Last month, NYPD rejected my request for the department’s guides to processing freedom of information requests, the latest in a baffling series of denials.
I appealed immediately, noting that the determination constituted a rejection for information on the very process of transparency within NYPD.
This week, NYPD’s ruling came back: NYPD’s lead freedom of information counsel refused to release the department’s freedom of information guides, citing attorney-client privilege.
In his appeal rejection letter, Mr. David cites two statutes that bar disclosure of attorney-client communications. He argues that the records I requested “reflect confidential communications between members of the FOIL unit and their attorneys in the context of the providing of legal advice concerning the meaning and requirements of the Freedom of Information law.” He further suggests that “preparation of these records called upon attorneys to apply the skills and talents of an attorney, making these records attorney work product.”
As I wrote in my appeal, I have no doubt that a team of lawyers drafted NYPD’s transparency training materials and that they applied every ounce of barrister skill they possess.

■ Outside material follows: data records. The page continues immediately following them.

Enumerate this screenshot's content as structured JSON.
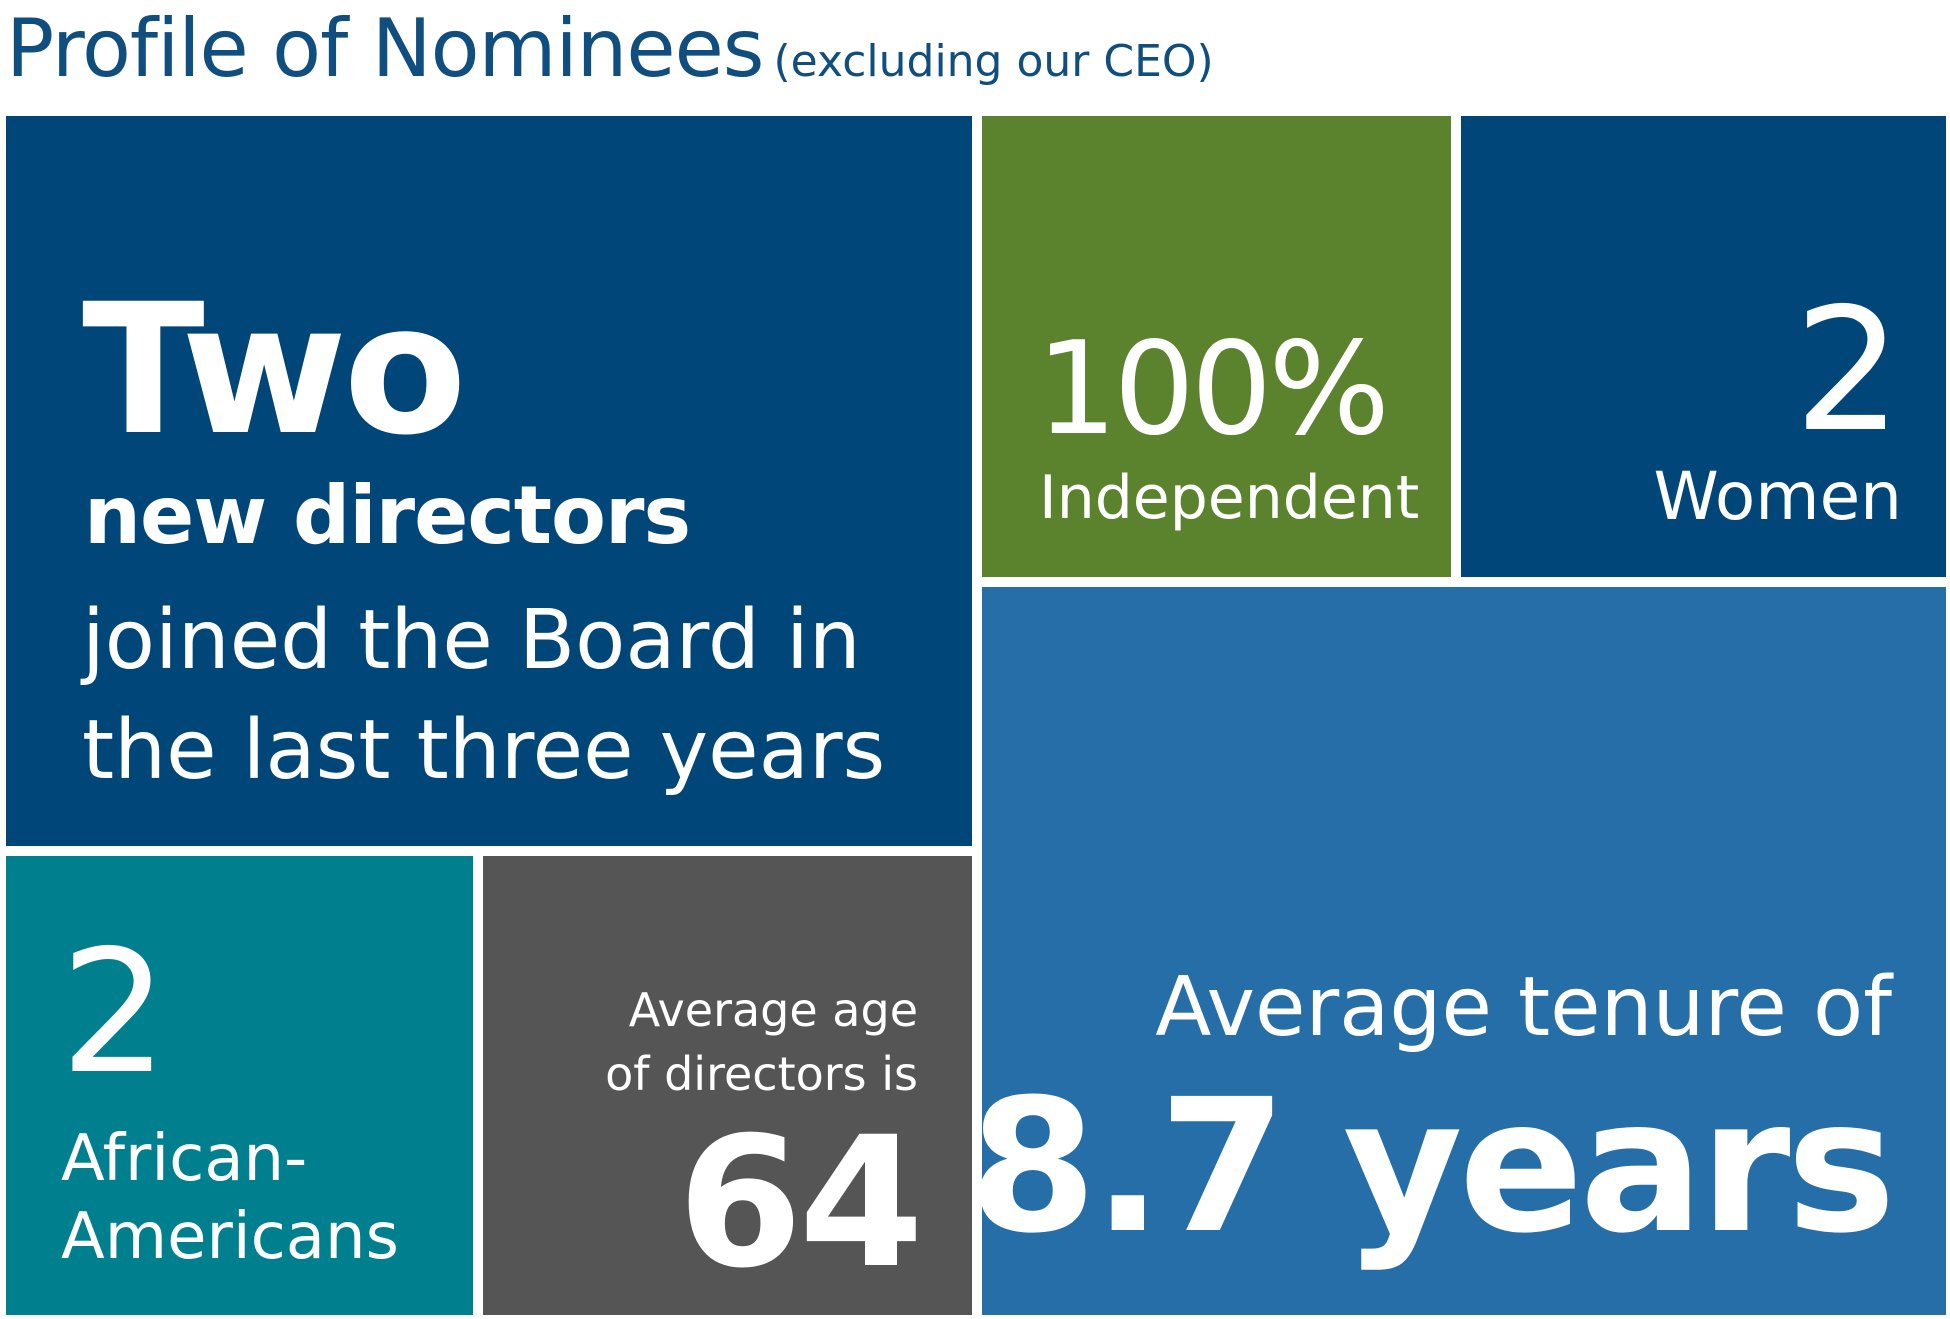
{
  "title": {
    "main": "Profile of Nominees",
    "sub": "(excluding our CEO)"
  },
  "tiles": {
    "new_directors": {
      "number": "Two",
      "emphasis": "new directors",
      "line1": "joined the Board in",
      "line2": "the last three years"
    },
    "independent": {
      "number": "100%",
      "label": "Independent"
    },
    "women": {
      "number": "2",
      "label": "Women"
    },
    "african_americans": {
      "number": "2",
      "label_line1": "African-",
      "label_line2": "Americans"
    },
    "average_age": {
      "label_line1": "Average age",
      "label_line2": "of directors is",
      "number": "64"
    },
    "average_tenure": {
      "label": "Average tenure of",
      "number": "8.7 years"
    }
  },
  "colors": {
    "dark_blue": "#004678",
    "green": "#5b822c",
    "teal": "#00808f",
    "gray": "#555555",
    "mid_blue": "#266ea8",
    "title": "#0f4e7e"
  }
}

I hope such qualified individuals would be charged with that task. However, that a lawyer reviewed or even drafted these documents does not make them exempt from disclosure.
I haven’t requested NYPD’s case notes for FOIL litigation, or strategy memos for how to respond to a particular request. I’m after the handbook that delineates generally which documents to disclose to the public, and which to withhold.
Handbooks and training materials hardly qualify as “confidential communications,” particularly when the subject matter is transparency itself.
What’s more, the New York statutes cited by Mr. David apply to the litigation discovery process not the Freedom of Information Law. While NYPD claims to have no say in the matter — the cited laws “prohibit disclosure of the requested records,” David’s letter said — the New York Committee on Open Government contradicts that stance. In an April 2001 opinion, among others, COOG Executive Director Robert Freeman wrote that the attorney-client privilege applies “only when records are prepared solely for litigation.”
Unless NYPD prepared their FOIL manuals solely for litigation, this ruling is a concise page of babbling pseudo-legalese.
Mirroring the initial rejection, NYPD’s appeal rejection starkly undercuts Commissioner Bratton’s commitment to “do more to open up the organization, to make it more inclusive, to make our information more readily available to the public.” Here, the department has dug in its heels: to get the NYPD Freedom of Information unit to divulge how it understands and applies principles of transparency, a freedom of information request apparently is not enough.